Modernising legacy systems
Traditional information security strategies and tools are no longer enough. Effectively protecting valuable information resources requires taking a new look at the tools and developing innovative approaches to cybersecurity. Currently, the challenge of IT environments that are growing in complexity cannot be ignored. Delinea (formerly known as ThycoticCentrify) believes that legacy privileged access management solutions are not designed for the current hybrid environments. The company believes that the move to remote work and external access to all services needs more significant authentication and authorisation.

Peter Geytenbeek, director EMEA Channel and Distribution, Delinea

Businesses want easy-to-use, intuitive interfaces that eliminate difficult circumstances. As a result, the solutions must be seamless while still being effective. Keeping in mind the customers’ needs, we design our solution that is very easy to implement for small- and medium-sized organisations and enterprises,” says Peter Geytenbeek, director EMEA Channel and Distribution at Delinea.

On the other hand, Kaspersky believes that their cyber immune approach helps them stand out. “In this day and age, the aspect of security is lost in most intelligent systems we use. Using vulnerable software in such systems, when the cybercrime landscape is evolving rapidly, creates a situation where cyberthreats increasingly endanger the safety of people and organisations. So, we decided to turn this situation around with the concept of designing innate immunity IT systems,” says Emad Haffar, head of Technical Experts – META at Kaspersky.

Emad Haffar, head of Technical Experts – META, Kaspersky

Kaspersky’s cyber immunity can help organisations build IT systems that are inherently secure and safe, says the company. “An information system can be said to be immune when most types of cyberattacks directed at it prove ineffective and cannot impact the key functions envisioned during the design phase, minimising the risk,” adds Haffar.

Furthermore, US-based cybersecurity innovator and quantum technology startup, Quantum Xchange adds that traditional encryption relies on an outdated legacy architecture. “Our devices are endpoints do a lot of encryption work. They generate and negotiate keys, encrypt data with the keys, and it turns out that they are not good at doing that. We are trying to build an infrastructure where the device can generate random keys that cannot be guessed. They can generate and distribute those keys using quantum safe technologies that will be immune to quantum computing and do all that in a way that it lessens the burden from these devices.
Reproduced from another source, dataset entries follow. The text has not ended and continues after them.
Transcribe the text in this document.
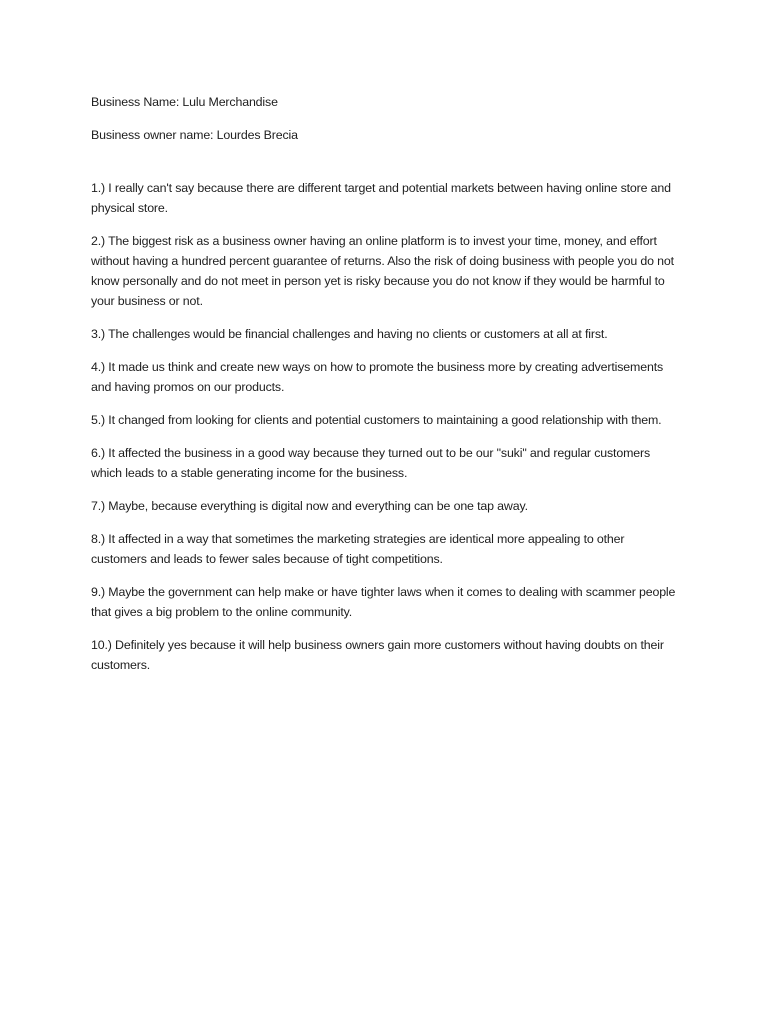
Business Name: Lulu Merchandise

Business owner name: Lourdes Brecia

1.) I really can't say because there are different target and potential markets between having online store and physical store.

2.) The biggest risk as a business owner having an online platform is to invest your time, money, and effort without having a hundred percent guarantee of returns. Also the risk of doing business with people you do not know personally and do not meet in person yet is risky because you do not know if they would be harmful to your business or not.

3.) The challenges would be financial challenges and having no clients or customers at all at first.

4.) It made us think and create new ways on how to promote the business more by creating advertisements and having promos on our products.

5.) It changed from looking for clients and potential customers to maintaining a good relationship with them.

6.) It affected the business in a good way because they turned out to be our "suki" and regular customers which leads to a stable generating income for the business.

7.) Maybe, because everything is digital now and everything can be one tap away.

8.) It affected in a way that sometimes the marketing strategies are identical more appealing to other customers and leads to fewer sales because of tight competitions.

9.) Maybe the government can help make or have tighter laws when it comes to dealing with scammer people that gives a big problem to the online community.

10.) Definitely yes because it will help business owners gain more customers without having doubts on their customers.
In short, we are changing the architecture and key generation and distribution,” says Eric Hay, director of Field Engineering at Quantum Xchange.

Navigating further
In the Middle East and Africa, the public and private sectors are bolstering cybersecurity defences to also increase consumer and investor trust. Cybersecurity organisations like Fortinet are offering training programmes and certifications to close the skill gap in this domain. “Accumulating a breadth of security, cloud, and networking knowledge will help IT and security professionals perform well in their current role, provide career development opportunities, and, for those entering the cyber industry, it will provide a good foundation for wherever their career may take them,” says Fadi Yahia, regional director – South Middle East at Fortinet.

Meanwhile, Bharadwaj advises that organisations need to assume breaches and attacks to devise response, risk mitigation and business continuity plans powered by artificial intelligence and machine learning, while also proactively focusing on privacy. “The SME/SMB sector will be targeted frequently too. So ignorance will no longer be bliss for them,” he concludes.